Migration in the Museum?

08-08-2013

 

Ngā Manu – Birds of New Zealand is taking flight and migrating into storage for a well-earned rest after about 40 years on display. A new and exciting development is taking shape in the gallery based on our land’s most famous big bird, the moa.

The new space will make use of the Museum’s extensive collection of moa bones and artefacts, including the skeletal remains of hundreds of individual birds covering five moa species, caches of gizzard stones, rare examples of moa egg shell, and taonga carved from moa bone.

The gallery will become a visible storage area where visitors will be able to see this amazing collection on show, and a valuable teaching space to convey knowledge about the moa, extinction, sustainability, climate change and invasive species. There will also be a small Science Study Centre attached to the gallery which will provide the opportunity for on-going research and work on the collection.

The birds previously on display in the gallery have been taken out of their cases and are now in storage at the Museum.
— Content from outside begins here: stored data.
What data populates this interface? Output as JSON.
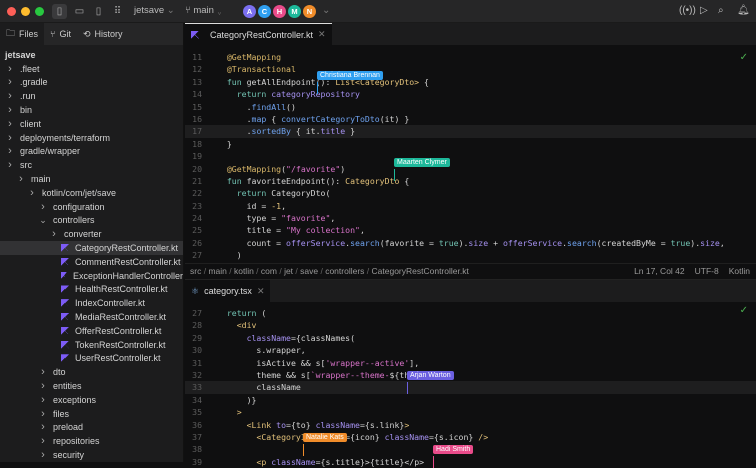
{
  "titlebar": {
    "project": "jetsave",
    "branch": "main",
    "avatars": [
      {
        "letter": "A",
        "color": "#7b6ff0"
      },
      {
        "letter": "C",
        "color": "#2f9ff0"
      },
      {
        "letter": "H",
        "color": "#e94b8a"
      },
      {
        "letter": "M",
        "color": "#1db89a"
      },
      {
        "letter": "N",
        "color": "#f08c2a"
      }
    ]
  },
  "panel_tabs": {
    "files": "Files",
    "git": "Git",
    "history": "History"
  },
  "tree": [
    {
      "label": "jetsave",
      "depth": 0,
      "kind": "root"
    },
    {
      "label": ".fleet",
      "depth": 1,
      "kind": "closed"
    },
    {
      "label": ".gradle",
      "depth": 1,
      "kind": "closed"
    },
    {
      "label": ".run",
      "depth": 1,
      "kind": "closed"
    },
    {
      "label": "bin",
      "depth": 1,
      "kind": "closed"
    },
    {
      "label": "client",
      "depth": 1,
      "kind": "closed"
    },
    {
      "label": "deployments/terraform",
      "depth": 1,
      "kind": "closed"
    },
    {
      "label": "gradle/wrapper",
      "depth": 1,
      "kind": "closed"
    },
    {
      "label": "src",
      "depth": 1,
      "kind": "closed"
    },
    {
      "label": "main",
      "depth": 2,
      "kind": "closed"
    },
    {
      "label": "kotlin/com/jet/save",
      "depth": 3,
      "kind": "closed"
    },
    {
      "label": "configuration",
      "depth": 4,
      "kind": "closed"
    },
    {
      "label": "controllers",
      "depth": 4,
      "kind": "open"
    },
    {
      "label": "converter",
      "depth": 5,
      "kind": "closed"
    },
    {
      "label": "CategoryRestController.kt",
      "depth": 5,
      "kind": "file",
      "selected": true
    },
    {
      "label": "CommentRestController.kt",
      "depth": 5,
      "kind": "file"
    },
    {
      "label": "ExceptionHandlerController",
      "depth": 5,
      "kind": "file"
    },
    {
      "label": "HealthRestController.kt",
      "depth": 5,
      "kind": "file"
    },
    {
      "label": "IndexController.kt",
      "depth": 5,
      "kind": "file"
    },
    {
      "label": "MediaRestController.kt",
      "depth": 5,
      "kind": "file"
    },
    {
      "label": "OfferRestController.kt",
      "depth": 5,
      "kind": "file"
    },
    {
      "label": "TokenRestController.kt",
      "depth": 5,
      "kind": "file"
    },
    {
      "label": "UserRestController.kt",
      "depth": 5,
      "kind": "file"
    },
    {
      "label": "dto",
      "depth": 4,
      "kind": "closed"
    },
    {
      "label": "entities",
      "depth": 4,
      "kind": "closed"
    },
    {
      "label": "exceptions",
      "depth": 4,
      "kind": "closed"
    },
    {
      "label": "files",
      "depth": 4,
      "kind": "closed"
    },
    {
      "label": "preload",
      "depth": 4,
      "kind": "closed"
    },
    {
      "label": "repositories",
      "depth": 4,
      "kind": "closed"
    },
    {
      "label": "security",
      "depth": 4,
      "kind": "closed"
    }
  ],
  "editor1": {
    "tab": "CategoryRestController.kt",
    "current_line": 17,
    "lines": [
      {
        "n": "11",
        "t": [
          [
            "p",
            "  "
          ],
          [
            "a",
            "@GetMapping"
          ]
        ]
      },
      {
        "n": "12",
        "t": [
          [
            "p",
            "  "
          ],
          [
            "a",
            "@Transactional"
          ]
        ]
      },
      {
        "n": "13",
        "t": [
          [
            "p",
            "  "
          ],
          [
            "k",
            "fun "
          ],
          [
            "p",
            "getAllEndpoint(): "
          ],
          [
            "t",
            "List<CategoryDto>"
          ],
          [
            "p",
            " {"
          ]
        ]
      },
      {
        "n": "14",
        "t": [
          [
            "p",
            "    "
          ],
          [
            "k",
            "return "
          ],
          [
            "v",
            "categoryRepository"
          ]
        ]
      },
      {
        "n": "15",
        "t": [
          [
            "p",
            "      ."
          ],
          [
            "f",
            "findAll"
          ],
          [
            "p",
            "()"
          ]
        ]
      },
      {
        "n": "16",
        "t": [
          [
            "p",
            "      ."
          ],
          [
            "f",
            "map"
          ],
          [
            "p",
            " { "
          ],
          [
            "f",
            "convertCategoryToDto"
          ],
          [
            "p",
            "(it) }"
          ]
        ]
      },
      {
        "n": "17",
        "t": [
          [
            "p",
            "      ."
          ],
          [
            "f",
            "sortedBy"
          ],
          [
            "p",
            " { it."
          ],
          [
            "v",
            "title"
          ],
          [
            "p",
            " }"
          ]
        ]
      },
      {
        "n": "18",
        "t": [
          [
            "p",
            "  }"
          ]
        ]
      },
      {
        "n": "19",
        "t": []
      },
      {
        "n": "20",
        "t": [
          [
            "p",
            "  "
          ],
          [
            "a",
            "@GetMapping"
          ],
          [
            "p",
            "("
          ],
          [
            "s",
            "\"/favorite\""
          ],
          [
            "p",
            ")"
          ]
        ]
      },
      {
        "n": "21",
        "t": [
          [
            "p",
            "  "
          ],
          [
            "k",
            "fun "
          ],
          [
            "p",
            "favoriteEndpoint(): "
          ],
          [
            "t",
            "CategoryDto"
          ],
          [
            "p",
            " {"
          ]
        ]
      },
      {
        "n": "22",
        "t": [
          [
            "p",
            "    "
          ],
          [
            "k",
            "return "
          ],
          [
            "p",
            "CategoryDto("
          ]
        ]
      },
      {
        "n": "23",
        "t": [
          [
            "p",
            "      id = "
          ],
          [
            "n",
            "-1"
          ],
          [
            "p",
            ","
          ]
        ]
      },
      {
        "n": "24",
        "t": [
          [
            "p",
            "      type = "
          ],
          [
            "s",
            "\"favorite\""
          ],
          [
            "p",
            ","
          ]
        ]
      },
      {
        "n": "25",
        "t": [
          [
            "p",
            "      title = "
          ],
          [
            "s",
            "\"My collection\""
          ],
          [
            "p",
            ","
          ]
        ]
      },
      {
        "n": "26",
        "t": [
          [
            "p",
            "      count = "
          ],
          [
            "v",
            "offerService"
          ],
          [
            "p",
            "."
          ],
          [
            "f",
            "search"
          ],
          [
            "p",
            "(favorite = "
          ],
          [
            "k",
            "true"
          ],
          [
            "p",
            ")."
          ],
          [
            "v",
            "size"
          ],
          [
            "p",
            " + "
          ],
          [
            "v",
            "offerService"
          ],
          [
            "p",
            "."
          ],
          [
            "f",
            "search"
          ],
          [
            "p",
            "(createdByMe = "
          ],
          [
            "k",
            "true"
          ],
          [
            "p",
            ")."
          ],
          [
            "v",
            "size"
          ],
          [
            "p",
            ","
          ]
        ]
      },
      {
        "n": "27",
        "t": [
          [
            "p",
            "    )"
          ]
        ]
      }
    ],
    "collaborators": [
      {
        "name": "Christiana Brennan",
        "color": "#2f9ff0"
      },
      {
        "name": "Maarten Clymer",
        "color": "#1db89a"
      }
    ],
    "breadcrumb": [
      "src",
      "main",
      "kotlin",
      "com",
      "jet",
      "save",
      "controllers",
      "CategoryRestController.kt"
    ],
    "status": {
      "position": "Ln 17, Col 42",
      "encoding": "UTF-8",
      "language": "Kotlin"
    }
  },
  "editor2": {
    "tab": "category.tsx",
    "current_line": 33,
    "lines": [
      {
        "n": "27",
        "t": [
          [
            "p",
            "  "
          ],
          [
            "k",
            "return"
          ],
          [
            "p",
            " ("
          ]
        ]
      },
      {
        "n": "28",
        "t": [
          [
            "p",
            "    "
          ],
          [
            "t",
            "<div"
          ]
        ]
      },
      {
        "n": "29",
        "t": [
          [
            "p",
            "      "
          ],
          [
            "v",
            "className"
          ],
          [
            "p",
            "={classNames("
          ]
        ]
      },
      {
        "n": "30",
        "t": [
          [
            "p",
            "        s.wrapper,"
          ]
        ]
      },
      {
        "n": "31",
        "t": [
          [
            "p",
            "        isActive && s["
          ],
          [
            "s",
            "'wrapper--active'"
          ],
          [
            "p",
            "],"
          ]
        ]
      },
      {
        "n": "32",
        "t": [
          [
            "p",
            "        theme && s["
          ],
          [
            "s",
            "`wrapper--theme-"
          ],
          [
            "p",
            "${theme}"
          ],
          [
            "s",
            "`"
          ],
          [
            "p",
            "],"
          ]
        ]
      },
      {
        "n": "33",
        "t": [
          [
            "p",
            "        className"
          ]
        ]
      },
      {
        "n": "34",
        "t": [
          [
            "p",
            "      )}"
          ]
        ]
      },
      {
        "n": "35",
        "t": [
          [
            "p",
            "    "
          ],
          [
            "t",
            ">"
          ]
        ]
      },
      {
        "n": "36",
        "t": [
          [
            "p",
            "      "
          ],
          [
            "t",
            "<Link "
          ],
          [
            "v",
            "to"
          ],
          [
            "p",
            "={to} "
          ],
          [
            "v",
            "className"
          ],
          [
            "p",
            "={s.link}"
          ],
          [
            "t",
            ">"
          ]
        ]
      },
      {
        "n": "37",
        "t": [
          [
            "p",
            "        "
          ],
          [
            "t",
            "<CategoryIcon "
          ],
          [
            "v",
            "type"
          ],
          [
            "p",
            "={icon} "
          ],
          [
            "v",
            "className"
          ],
          [
            "p",
            "={s.icon} "
          ],
          [
            "t",
            "/>"
          ]
        ]
      },
      {
        "n": "38",
        "t": []
      },
      {
        "n": "39",
        "t": [
          [
            "p",
            "        "
          ],
          [
            "t",
            "<p "
          ],
          [
            "v",
            "className"
          ],
          [
            "p",
            "={s.title}>{title}</p>"
          ]
        ]
      }
    ],
    "collaborators": [
      {
        "name": "Arjan Warton",
        "color": "#6b5fe0"
      },
      {
        "name": "Natalie Kats",
        "color": "#f08c2a"
      },
      {
        "name": "Hadi Smith",
        "color": "#e94b8a"
      }
    ]
  }
}
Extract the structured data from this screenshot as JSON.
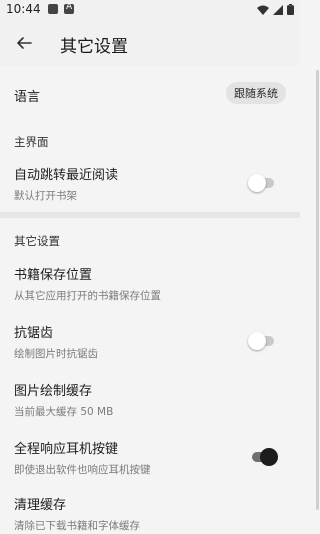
{
  "status_bar": {
    "time": "10:44",
    "left_icons": [
      "notification-square-icon",
      "app-a-icon"
    ],
    "right_icons": [
      "wifi-icon",
      "signal-icon",
      "battery-icon"
    ]
  },
  "app_bar": {
    "title": "其它设置",
    "back_icon": "arrow-back-icon"
  },
  "settings": {
    "language": {
      "label": "语言",
      "value": "跟随系统"
    },
    "main_section_title": "主界面",
    "auto_jump": {
      "label": "自动跳转最近阅读",
      "sub": "默认打开书架",
      "enabled": false
    },
    "other_section_title": "其它设置",
    "book_save": {
      "label": "书籍保存位置",
      "sub": "从其它应用打开的书籍保存位置"
    },
    "antialias": {
      "label": "抗锯齿",
      "sub": "绘制图片时抗锯齿",
      "enabled": false
    },
    "image_cache": {
      "label": "图片绘制缓存",
      "sub": "当前最大缓存 50 MB"
    },
    "earphone_keys": {
      "label": "全程响应耳机按键",
      "sub": "即使退出软件也响应耳机按键",
      "enabled": true
    },
    "clear_cache": {
      "label": "清理缓存",
      "sub": "清除已下载书籍和字体缓存"
    }
  },
  "colors": {
    "background": "#f4f4f4",
    "divider": "#e6e6e6",
    "toggle_on_thumb": "#1d1d1d",
    "toggle_off_track": "#c9c9c9"
  }
}
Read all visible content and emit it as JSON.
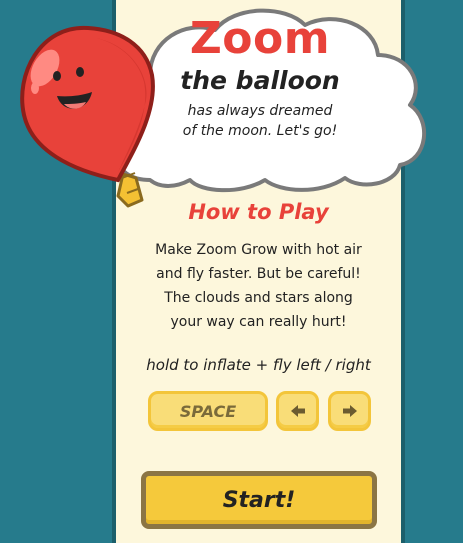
{
  "game": {
    "title": "Zoom",
    "subtitle": "the balloon",
    "tagline_lines": [
      "has always dreamed",
      "of the moon. Let's go!"
    ]
  },
  "instructions": {
    "heading": "How to Play",
    "lines": [
      "Make Zoom Grow with hot air",
      "and fly faster. But be careful!",
      "The clouds and stars along",
      "your way can really hurt!"
    ],
    "controls_text": "hold to inflate + fly left / right"
  },
  "keys": {
    "space_label": "SPACE",
    "left_icon": "arrow-left-icon",
    "right_icon": "arrow-right-icon"
  },
  "start_button": {
    "label": "Start!"
  },
  "colors": {
    "background": "#267b8c",
    "panel": "#fdf7dc",
    "accent_red": "#e8423a",
    "key_yellow": "#f9dd78",
    "button_yellow": "#f5c93b"
  }
}
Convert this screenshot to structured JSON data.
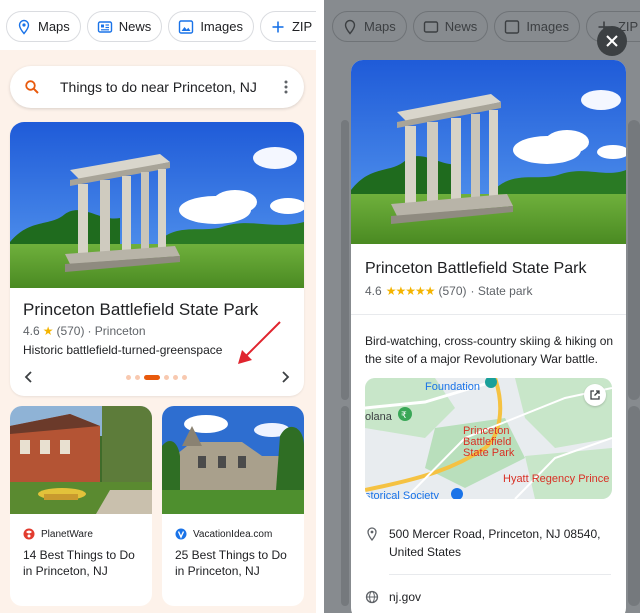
{
  "chips": [
    {
      "label": "Maps",
      "icon": "map-pin-icon"
    },
    {
      "label": "News",
      "icon": "news-icon"
    },
    {
      "label": "Images",
      "icon": "image-icon"
    },
    {
      "label": "ZIP Code",
      "icon": "plus-icon"
    }
  ],
  "search": {
    "query": "Things to do near Princeton, NJ"
  },
  "main_card": {
    "title": "Princeton Battlefield State Park",
    "rating": "4.6",
    "reviews": "(570)",
    "location": "· Princeton",
    "description": "Historic battlefield-turned-greenspace",
    "carousel_total": 6,
    "carousel_active": 3
  },
  "articles": [
    {
      "source": "PlanetWare",
      "title": "14 Best Things to Do in Princeton, NJ"
    },
    {
      "source": "VacationIdea.com",
      "title": "25 Best Things to Do in Princeton, NJ"
    }
  ],
  "detail": {
    "title": "Princeton Battlefield State Park",
    "rating": "4.6",
    "stars": "★★★★★",
    "reviews": "(570)",
    "category": "· State park",
    "description": "Bird-watching, cross-country skiing & hiking on the site of a major Revolutionary War battle.",
    "map": {
      "label_foundation": "Foundation",
      "label_polana": "olana",
      "label_park_1": "Princeton",
      "label_park_2": "Battlefield",
      "label_park_3": "State Park",
      "label_hyatt": "Hyatt Regency Prince",
      "label_society": "storical Society"
    },
    "address_1": "500 Mercer Road, Princeton, NJ 08540,",
    "address_2": "United States",
    "website": "nj.gov"
  },
  "colors": {
    "accent": "#e8590c",
    "star": "#f4b400",
    "arrow": "#e0242e",
    "overlay": "#878b8f"
  }
}
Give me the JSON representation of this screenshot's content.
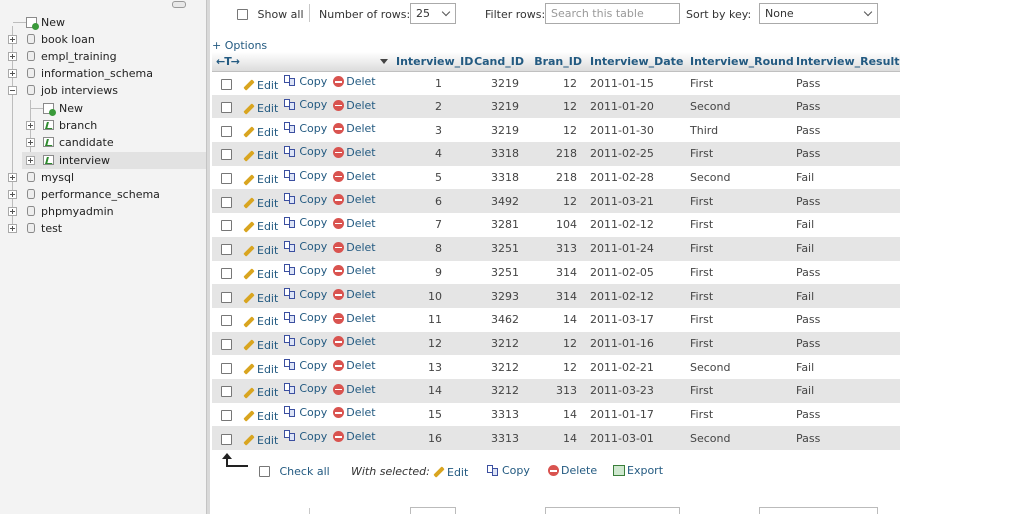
{
  "sidebar": {
    "new_label": "New",
    "databases": [
      {
        "name": "book loan"
      },
      {
        "name": "empl_training"
      },
      {
        "name": "information_schema"
      },
      {
        "name": "job interviews"
      }
    ],
    "sub_new_label": "New",
    "tables": [
      {
        "name": "branch"
      },
      {
        "name": "candidate"
      },
      {
        "name": "interview"
      }
    ],
    "more_databases": [
      {
        "name": "mysql"
      },
      {
        "name": "performance_schema"
      },
      {
        "name": "phpmyadmin"
      },
      {
        "name": "test"
      }
    ]
  },
  "toolbar": {
    "show_all": "Show all",
    "rows_label": "Number of rows:",
    "rows_value": "25",
    "filter_label": "Filter rows:",
    "filter_placeholder": "Search this table",
    "sort_label": "Sort by key:",
    "sort_value": "None",
    "options": "+ Options",
    "resize_arrows": "←T→"
  },
  "table": {
    "columns": [
      "Interview_ID",
      "Cand_ID",
      "Bran_ID",
      "Interview_Date",
      "Interview_Round",
      "Interview_Result"
    ],
    "actions": {
      "edit": "Edit",
      "copy": "Copy",
      "delete": "Delete"
    },
    "rows": [
      {
        "id": "1",
        "cand": "3219",
        "bran": "12",
        "date": "2011-01-15",
        "round": "First",
        "result": "Pass"
      },
      {
        "id": "2",
        "cand": "3219",
        "bran": "12",
        "date": "2011-01-20",
        "round": "Second",
        "result": "Pass"
      },
      {
        "id": "3",
        "cand": "3219",
        "bran": "12",
        "date": "2011-01-30",
        "round": "Third",
        "result": "Pass"
      },
      {
        "id": "4",
        "cand": "3318",
        "bran": "218",
        "date": "2011-02-25",
        "round": "First",
        "result": "Pass"
      },
      {
        "id": "5",
        "cand": "3318",
        "bran": "218",
        "date": "2011-02-28",
        "round": "Second",
        "result": "Fail"
      },
      {
        "id": "6",
        "cand": "3492",
        "bran": "12",
        "date": "2011-03-21",
        "round": "First",
        "result": "Pass"
      },
      {
        "id": "7",
        "cand": "3281",
        "bran": "104",
        "date": "2011-02-12",
        "round": "First",
        "result": "Fail"
      },
      {
        "id": "8",
        "cand": "3251",
        "bran": "313",
        "date": "2011-01-24",
        "round": "First",
        "result": "Fail"
      },
      {
        "id": "9",
        "cand": "3251",
        "bran": "314",
        "date": "2011-02-05",
        "round": "First",
        "result": "Pass"
      },
      {
        "id": "10",
        "cand": "3293",
        "bran": "314",
        "date": "2011-02-12",
        "round": "First",
        "result": "Fail"
      },
      {
        "id": "11",
        "cand": "3462",
        "bran": "14",
        "date": "2011-03-17",
        "round": "First",
        "result": "Pass"
      },
      {
        "id": "12",
        "cand": "3212",
        "bran": "12",
        "date": "2011-01-16",
        "round": "First",
        "result": "Pass"
      },
      {
        "id": "13",
        "cand": "3212",
        "bran": "12",
        "date": "2011-02-21",
        "round": "Second",
        "result": "Fail"
      },
      {
        "id": "14",
        "cand": "3212",
        "bran": "313",
        "date": "2011-03-23",
        "round": "First",
        "result": "Fail"
      },
      {
        "id": "15",
        "cand": "3313",
        "bran": "14",
        "date": "2011-01-17",
        "round": "First",
        "result": "Pass"
      },
      {
        "id": "16",
        "cand": "3313",
        "bran": "14",
        "date": "2011-03-01",
        "round": "Second",
        "result": "Pass"
      }
    ]
  },
  "footer": {
    "check_all": "Check all",
    "with_selected": "With selected:",
    "edit": "Edit",
    "copy": "Copy",
    "delete": "Delete",
    "export": "Export"
  },
  "colors": {
    "link": "#235a81",
    "row_alt": "#e5e5e5",
    "delete": "#d9534f"
  }
}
Work has now begun on refitting the cases, upgrading them to contemporary safety and environmental standards to provide the best home for the bones, and new lighting and a paint job will add the finishing touches!

We are very grateful for the Lotteries Environment & Heritage grant we received which will go towards rehousing this outstanding collection, allowing us to give the bones a stable home while making it available as an invaluable learning experience.